One additional step was applied to the data presented here, which was to remove the continnum shape by fitting a low order polynomial to the final telluric corrected spectrum.

 
 

The NIFS Sample:

 

The data were obtained with NIFS on the Gemini North telescope with the K_G5605 grating and HK_G0603 filter, resulting in a FWHM for the arc lamp lines of ~3.2Å. Each observation consisted of five individual exposures, with the star centred on the array then offset to each corner.
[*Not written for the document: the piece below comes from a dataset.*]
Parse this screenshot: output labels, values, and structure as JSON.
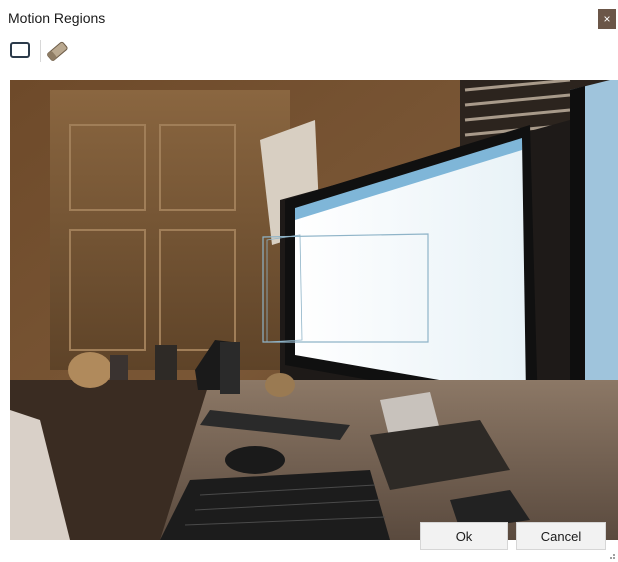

The table below lists the observations, where for each object we present the date(s), associated programme ID, total exposure time on-source and the hot star used to correct for the telluric lines.

 
Star UT date ProgID
(GN-20)
Exp time
(s)
Telluric
std
NIFS Sample 1 (V1.5)
HD210885   20071015 06B-Q-107 150  HIP109911
HD107467  20060118 06A-SV-123 225 HIP56147
HD105028 20070430 07A-Q-25 30 HIP55564
HD10598 20061230 06A-SV-123 225 HIP8535
BD+44337 20061230 06A-SV-123 150 HIP7291
HD109655 20060201 06A-SV-123 50 HIP6141
HD3989 20071015 06A-SV-123 150 HIP4129
HD30354 20070130 06A-SV-123 675 HIP22348
HD236791 20070102 06A-SV-123 75 HIP7291
HD27796 20061230 06A-SV-123 75 HIP20674
HD235774 20071015 06A-SV-123 300 HIP109911
NIFS Sample 2 (V2.0)
HD109053 20070624 07A-Q-45 48 HIP68120
HD139195 20060722 06A-C-11 40 HR5685
HD108164 20060213 06A-C-11 540 HIP59394
HD124440 20070504 07A-Q-45 50 HIP68120
HD162211 20060722 06A-C-11 160 HIP93194
HD166229 20060722 06A-C-11 40 HIP93194
HD339034 20070505 07A-Q-62 160 HIP96153
HD129975 20070508 07A-Q-62 480 HIP72220
HD121447 20060213 06A-C-11 360 HIP59394
HD613 20071005 07A-Q-62 480 HD221491
HD181596 20060722 06A-C-11 120 HIP95853
BD+44 337 20071006 07A-Q-62 900 HD14212
HD201065 20060722 06A-C-11 80 HIP111169
Ves145 20070624 07A-Q-62 48 HD186440
BD+03 2954 20070603 07A-Q-45 660 HIP50459
HD118290 20070503 07A-Q-62 40 HIP65198
BD+09 4750 20071004 07A-Q-62 40 HIP196544
BD+59 274 20071004 07A-Q-62 340 HIP5361
BD-01 3097 20070508 07A-Q-62 200 HIP74689
BD+39 4208 20070502 07A-Q-62 40 HIP99359
 

The data reduction was accomplished using tasks in the gemini.nifs IRAF package. The reduction procedure included trimming of the images, flat-fielding, sky subtraction, wavelength and s-distortion calibrations. We have also removed the telluric bands and flux calibrated the frames by interpolating a black body function to the spectrum of the telluric standard star. Finally, the continuum shape was removed from the spectruum of each star (using the IRAF task continuum), normalizing all fluxes to unity.

Similar to the GNIRS spectra, the extraction procedure results in loss of the primary header content. This was added back to the spectra presented here in order to propagate the relevant instrument/telescope information.